Nada bueno presagia que alguien nos amenace con un arrollador “si quieres que te sea sincero…”.
Pero
cuando se nos viene encima uno muy “natural”, que “no se anda con
zalamerías ni cortesías” ha llegado la hora de huir sin miedo al
ridículo, porque estamos en peligro inminente. Ambos dañinos hábitos,
sinceridad y ausencia de modales, suelen darse juntos en el
comportamiento de los niños. Como botón de muestra, aquel infante que
increpa a la hermana de su mamá: “¡Qué fea eres, tía Eduviges!” La madre
protesta: “¡Pero cómo te atreves a decirle semejante cosa!
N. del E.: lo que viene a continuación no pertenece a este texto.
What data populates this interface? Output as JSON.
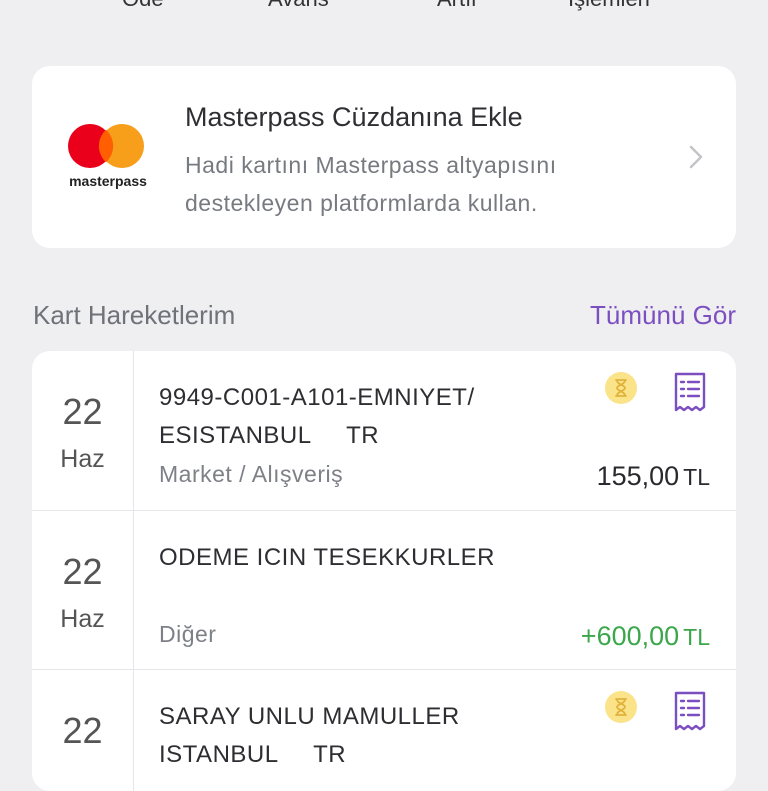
{
  "top_actions": [
    "Öde",
    "Avans",
    "Artır",
    "İşlemleri"
  ],
  "masterpass": {
    "logo_text": "masterpass",
    "title": "Masterpass Cüzdanına Ekle",
    "description": "Hadi kartını Masterpass altyapısını destekleyen platformlarda kullan."
  },
  "transactions_section": {
    "title": "Kart Hareketlerim",
    "see_all": "Tümünü Gör",
    "items": [
      {
        "day": "22",
        "month": "Haz",
        "description": "9949-C001-A101-EMNIYET/\nESISTANBUL     TR",
        "category": "Market / Alışveriş",
        "amount": "155,00",
        "currency": "TL",
        "pending_icon": "hourglass-icon",
        "receipt_icon": "receipt-icon"
      },
      {
        "day": "22",
        "month": "Haz",
        "description": "ODEME ICIN TESEKKURLER",
        "category": "Diğer",
        "amount": "+600,00",
        "currency": "TL"
      },
      {
        "day": "22",
        "month": "",
        "description": "SARAY UNLU MAMULLER\nISTANBUL     TR",
        "category": "",
        "amount": "",
        "currency": "",
        "pending_icon": "hourglass-icon",
        "receipt_icon": "receipt-icon"
      }
    ]
  },
  "colors": {
    "accent_purple": "#7c4fc0",
    "positive_green": "#3aa74a",
    "pending_yellow": "#fbe38a",
    "mastercard_red": "#eb001b",
    "mastercard_orange": "#f79e1b",
    "background": "#efeff2"
  }
}
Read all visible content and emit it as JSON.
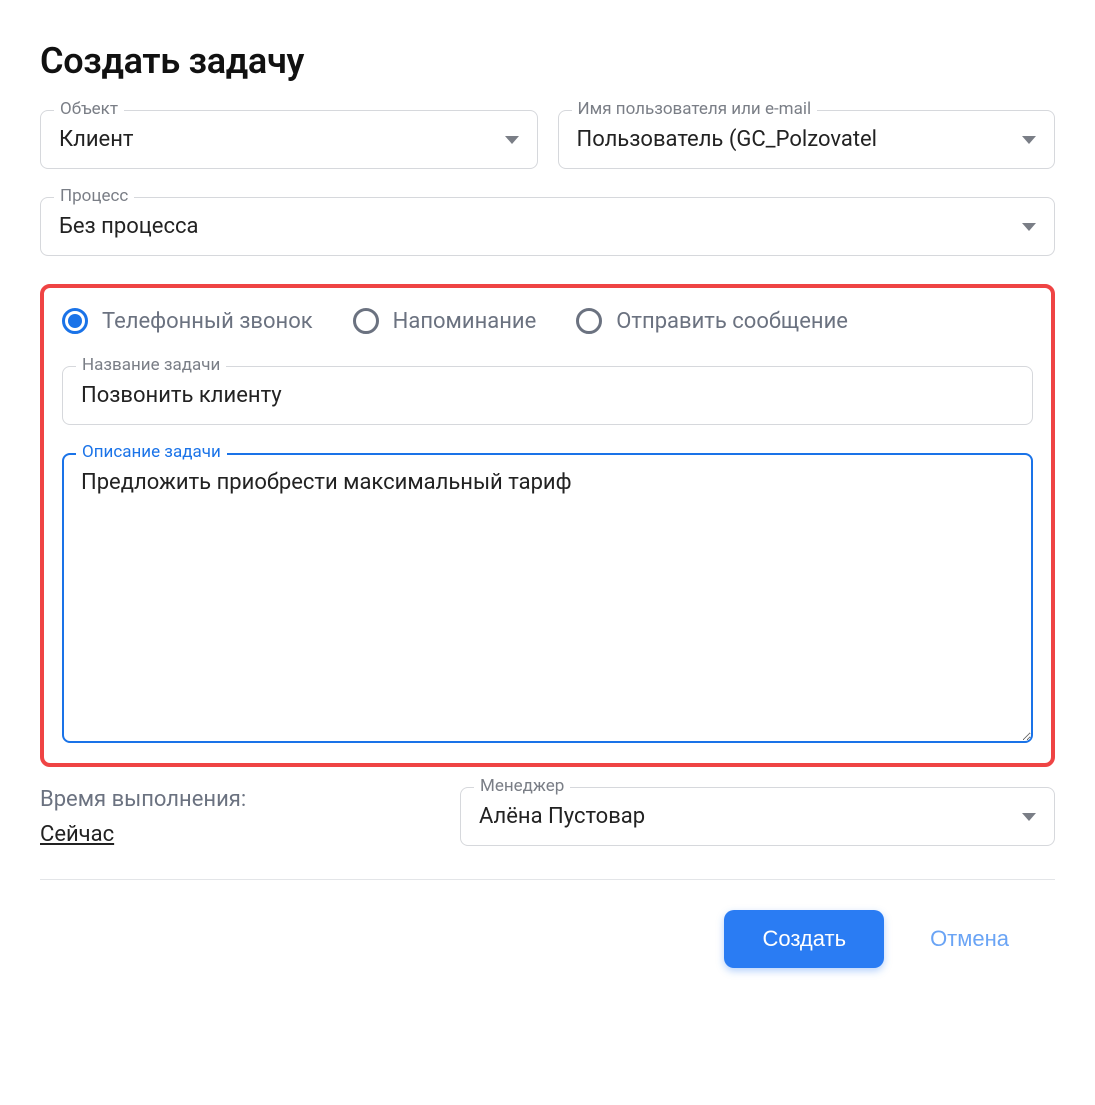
{
  "title": "Создать задачу",
  "fields": {
    "object": {
      "label": "Объект",
      "value": "Клиент"
    },
    "user": {
      "label": "Имя пользователя или e-mail",
      "value": "Пользователь (GC_Polzovatel"
    },
    "process": {
      "label": "Процесс",
      "value": "Без процесса"
    },
    "taskName": {
      "label": "Название задачи",
      "value": "Позвонить клиенту"
    },
    "taskDesc": {
      "label": "Описание задачи",
      "value": "Предложить приобрести максимальный тариф"
    },
    "manager": {
      "label": "Менеджер",
      "value": "Алёна Пустовар"
    }
  },
  "radios": {
    "phone": "Телефонный звонок",
    "reminder": "Напоминание",
    "message": "Отправить сообщение"
  },
  "time": {
    "label": "Время выполнения:",
    "value": "Сейчас"
  },
  "buttons": {
    "create": "Создать",
    "cancel": "Отмена"
  }
}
¡Dile que lo sientes mucho!”. Y el pequeño pecador redondea:
“Siento mucho que seas tan fea, tía Eduviges”. Comportamientos
sinceros y espontáneos de la niñez: toda la buena educación es una brega
denodada y a veces incomprendida para intentar erradicarlos.
A
fin de cuentas la grosería, en sus rasgos orales o gestuales, no es ni
más ni menos que una forma de pereza. Y toda la civilización, de la cual
es la cortesía el estandarte que nunca debe ser arriado, consiste en
esforzarse y tomarse molestias.
¿Por qué? Muy sencillo: lo natural y espontáneo es que cada uno de nosotros se considere el centro del mundo, el ser más importante que pisa el planeta y ante cuyos apetitos deben inclinarse los cielos. Eso es lo que nos sale de dentro y nuestros primeros impulsos siempre van en esa dirección, aunque a veces debamos reprimirlos por el simple y abyecto temor a un bruto aún más despiadado que nosotros.
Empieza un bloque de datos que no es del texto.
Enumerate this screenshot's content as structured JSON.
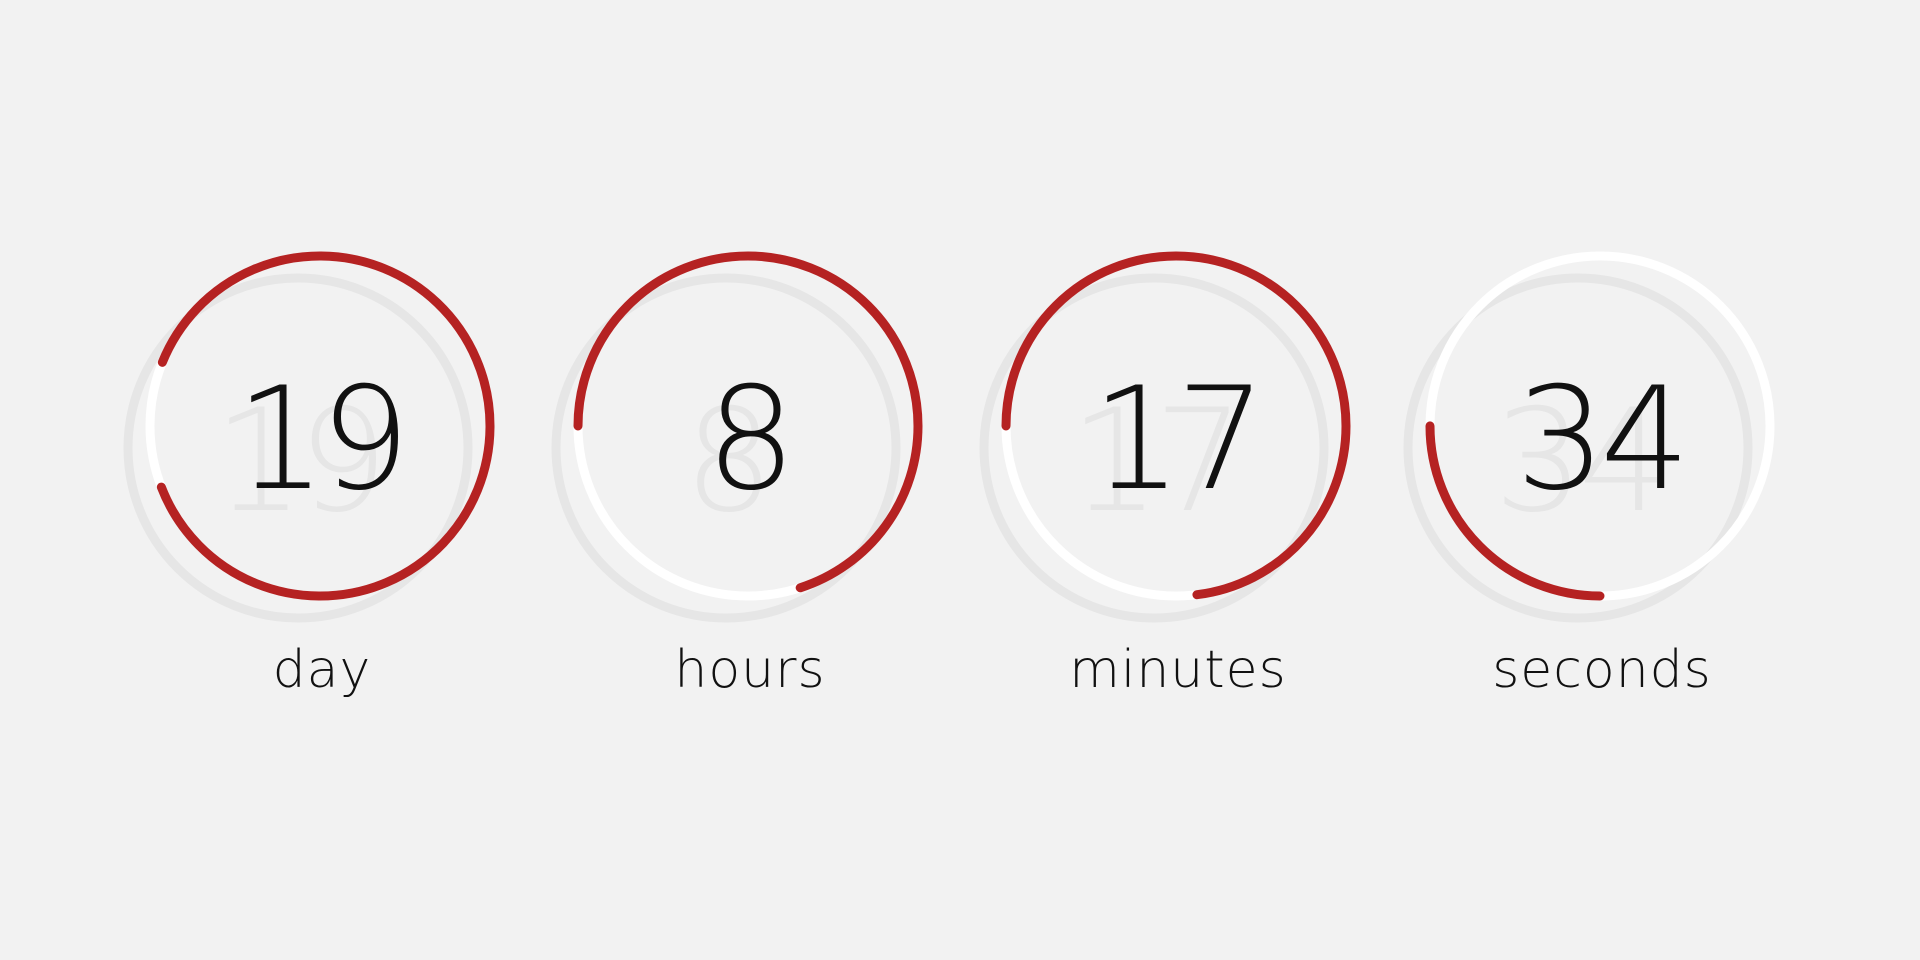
{
  "colors": {
    "background": "#f2f2f2",
    "progress": "#b52222",
    "track": "#ffffff",
    "shadow": "#e6e6e6",
    "text": "#111111"
  },
  "units": [
    {
      "key": "day",
      "value": "19",
      "label": "day",
      "progress_fraction": 0.88
    },
    {
      "key": "hours",
      "value": "8",
      "label": "hours",
      "progress_fraction": 0.7
    },
    {
      "key": "minutes",
      "value": "17",
      "label": "minutes",
      "progress_fraction": 0.73
    },
    {
      "key": "seconds",
      "value": "34",
      "label": "seconds",
      "progress_fraction": 0.25
    }
  ]
}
¿Por qué? Muy sencillo: lo natural y espontáneo es que cada uno de nosotros se considere el centro del mundo, el ser más importante que pisa el planeta y ante cuyos apetitos deben inclinarse los cielos. Eso es lo que nos sale de dentro y nuestros primeros impulsos siempre van en esa dirección, aunque a veces debamos reprimirlos por el simple y abyecto temor a un bruto aún más despiadado que nosotros.
Un rinoceronte, por poner el ejemplo de un carácter
no muy distinto del de usted o el mío, sólo cede el paso en el
abrevadero cuando llega un rinoceronte con cuernos aún mayores o un
elefante. Por doloroso que resulte admitirlo, los “usted primero,
señora mía” o “sírvase usted, que yo aguardo mi turno” no son usos
frecuentes entre paquidermos.
En cambio la cortesía consiste en
algo sumamente antinatural y artificioso: dar preferencia
voluntariamente al otro, o sea preferir su conveniencia y satisfacción a
la nuestra. Y ello no por temor a su venganza, sino por una especie de
orgullo en no ser tan animal como a uno le apetecería rabiosamente ser.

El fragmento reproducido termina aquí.